TJGO RECONHECE A VALIDADE DA ALIENAÇÃO FIDUCIÁRIA DE IMÓVEL RURAL INSTITUÍDA EM FAVOR DE EMPRESA ESTRANGEIRA PARA FINS DE EXCLUIR O CRÉDITO GARANTIDO DOS EFETOS DA RECUPERAÇÃO JUDICIAL

TJGO RECONHECE A VALIDADE DA ALIENAÇÃO FIDUCIÁRIA DE IMÓVEL RURAL INSTITUÍDA EM FAVOR DE EMPRESA ESTRANGEIRA PARA FINS DE EXCLUIR O CRÉDITO GARANTIDO DOS EFETOS DA RECUPERAÇÃO JUDICIAL

Através de acórdão recente, o Tribunal de Justiça do Estado de Goiás reconheceu a validade de cláusula contratual que instituiu a alienação fiduciária de imóvel rural em favor de empresa estrangeira, para os fins de excluir os créditos garantidos dos efeitos da recuperação judicial da devedora fiduciante.

Ao fundamentar o voto proferido em sede de agravo de instrumento[1], o Desembargador Carlos Alberto França admitiu que a aquisição de imóveis rurais por empresas estrangeiras deve observar limitações impostas pela legislação para os adquirentes estrangeiros mas, no entanto, ressaltou que não se pode equiparar os institutos da alienação fiduciária em garantia e da efetiva compra e venda. Sendo assim, entendeu que “a alienação fiduciária de bem imóvel rural em garantia em favor de pessoa física ou jurídica estrangeira, ou a esta equiparada, não se submete às restrições estabelecidas pela Lei n. 5.709/1971. Todavia, os requisitos nela previstos devem ser observados em caso de consolidação da propriedade no patrimônio dessas pessoas, em caso de inadimplemento da obrigação garantida e de consequente excussão do bem, ou para dação do direito eventual do fiduciante em pagamento da divida garantida”. Citou ainda que a “Lei n. 6634/1979, alterada pela Lei n. 13097/15, prevê, em seu §4º, artigo 2º, a possibilidade de constituição de direito real de garantia em favor de instituição financeira, bem como a de recebimento de imóvel em liquidação de empréstimo, inclusive nos imóveis situados na faixa de fronteira”. Ainda na mesma decisão, mesmo negando a possibilidade da consolidação e registro definitivo da propriedade, acatou a possibilidade de execução dos contratos garantidos, sendo que considerou, ainda, que o bem alienado fiduciariamente poderia ser penhorado e levado à hasta pública para pagamento da dívida assumida em favor da Amerra. Assim, reformou a decisão proferida pelo juízo de primeiro grau, declarou a validade da cláusula que instituiu a dita alienação fiduciária e ordenou que os correlatos créditos fossem excluídos dos efeitos da ação de recuperação judicial requerida pela Usina Goianésia.

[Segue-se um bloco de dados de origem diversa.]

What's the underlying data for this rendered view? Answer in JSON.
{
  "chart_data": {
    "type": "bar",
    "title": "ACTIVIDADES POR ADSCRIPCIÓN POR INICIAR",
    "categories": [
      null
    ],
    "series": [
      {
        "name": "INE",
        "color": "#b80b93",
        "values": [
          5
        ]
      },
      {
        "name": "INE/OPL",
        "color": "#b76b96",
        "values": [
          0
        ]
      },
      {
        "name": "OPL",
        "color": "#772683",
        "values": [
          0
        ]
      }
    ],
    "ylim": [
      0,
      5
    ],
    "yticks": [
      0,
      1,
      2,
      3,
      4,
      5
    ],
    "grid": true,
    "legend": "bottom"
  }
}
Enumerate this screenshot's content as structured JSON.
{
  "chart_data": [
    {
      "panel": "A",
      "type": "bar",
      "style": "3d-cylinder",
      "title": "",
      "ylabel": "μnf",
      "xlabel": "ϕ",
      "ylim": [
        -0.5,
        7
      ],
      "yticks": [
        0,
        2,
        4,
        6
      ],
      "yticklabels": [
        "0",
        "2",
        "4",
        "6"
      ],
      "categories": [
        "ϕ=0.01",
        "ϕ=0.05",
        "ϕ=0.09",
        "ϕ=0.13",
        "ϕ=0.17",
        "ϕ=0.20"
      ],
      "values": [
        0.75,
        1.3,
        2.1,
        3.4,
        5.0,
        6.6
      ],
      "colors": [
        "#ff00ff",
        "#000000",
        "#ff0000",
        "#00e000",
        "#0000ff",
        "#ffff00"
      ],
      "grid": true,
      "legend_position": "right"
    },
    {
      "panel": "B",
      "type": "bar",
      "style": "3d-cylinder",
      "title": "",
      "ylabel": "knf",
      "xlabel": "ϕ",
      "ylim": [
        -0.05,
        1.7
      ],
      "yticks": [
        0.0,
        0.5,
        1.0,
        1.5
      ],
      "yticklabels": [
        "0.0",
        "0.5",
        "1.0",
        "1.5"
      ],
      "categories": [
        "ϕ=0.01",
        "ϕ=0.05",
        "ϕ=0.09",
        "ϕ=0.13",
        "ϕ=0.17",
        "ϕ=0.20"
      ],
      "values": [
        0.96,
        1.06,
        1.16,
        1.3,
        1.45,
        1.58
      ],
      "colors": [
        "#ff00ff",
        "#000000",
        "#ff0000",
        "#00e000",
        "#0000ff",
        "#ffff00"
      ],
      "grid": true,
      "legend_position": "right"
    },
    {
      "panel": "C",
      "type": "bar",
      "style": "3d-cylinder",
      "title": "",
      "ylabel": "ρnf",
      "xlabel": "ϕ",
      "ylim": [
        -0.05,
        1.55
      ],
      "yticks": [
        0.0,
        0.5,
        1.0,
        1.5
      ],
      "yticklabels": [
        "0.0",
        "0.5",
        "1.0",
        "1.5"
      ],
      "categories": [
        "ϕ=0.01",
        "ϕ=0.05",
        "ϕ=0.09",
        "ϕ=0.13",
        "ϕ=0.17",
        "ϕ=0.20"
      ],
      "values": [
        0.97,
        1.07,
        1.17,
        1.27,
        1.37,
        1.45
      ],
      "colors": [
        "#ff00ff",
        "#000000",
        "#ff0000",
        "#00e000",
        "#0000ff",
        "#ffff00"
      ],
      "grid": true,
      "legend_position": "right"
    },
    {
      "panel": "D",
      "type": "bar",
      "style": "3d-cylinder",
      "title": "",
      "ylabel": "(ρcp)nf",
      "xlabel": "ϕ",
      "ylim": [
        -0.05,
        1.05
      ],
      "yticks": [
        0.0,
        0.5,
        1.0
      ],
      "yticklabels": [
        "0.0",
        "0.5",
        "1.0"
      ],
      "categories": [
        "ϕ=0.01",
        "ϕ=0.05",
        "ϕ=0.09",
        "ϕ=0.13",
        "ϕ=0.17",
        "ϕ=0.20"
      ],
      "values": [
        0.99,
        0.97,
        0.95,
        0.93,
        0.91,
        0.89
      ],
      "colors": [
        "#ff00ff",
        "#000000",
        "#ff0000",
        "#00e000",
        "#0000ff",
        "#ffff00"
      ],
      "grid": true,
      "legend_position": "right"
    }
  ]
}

 Destacamos que o Tribunal de Justiça do Estado de Goiás andou bem ao proferir a decisão acima comentada, na medida em que, de fato, não existe qualquer impedimento legal para que um imóvel rural seja alienado fiduciariamente em favor de empresa estrangeira. Ademais, ressalta-se que a consolidação da propriedade e o posterior registro, em definitivo, do bem imóvel alienado fiduciariamente é apenas uma das hipóteses de satisfação do credor em razão do inadimplemento das obrigações garantidas. A regra, nesses casos, é a realização de leilão para a venda do imóvel alienado fiduciariamente em caso de default, sendo assim, na hipótese de efetivação dessa venda, o credor fiduciário não figuraria, necessariamente, como proprietário. É correto afirmar, então, que o registro em definitivo da propriedade plena em favor do credor fiduciário somente se daria na hipótese da ausência de interessados no dito leilão, o que não se pode prever e/ou assumir quando da constituição e registro da garantia. Por essas e por outras razões, analisadas ou não no citado acórdão, há de se preservar o instituto da alienação fiduciária, incluindo as suas benesses em relação ao processo de recuperação judicial, como forma de conferir segurança e, consequentemente, atrair o investimento estrangeiro nas atividades de financiamento do agronegócio brasileiro, sendo que essa decisão, se confirmada pelos órgãos julgadores superiores ou adotada pelos seus pares e pelos juízes de primeira instância, poderá auxiliar nessa árdua tarefa.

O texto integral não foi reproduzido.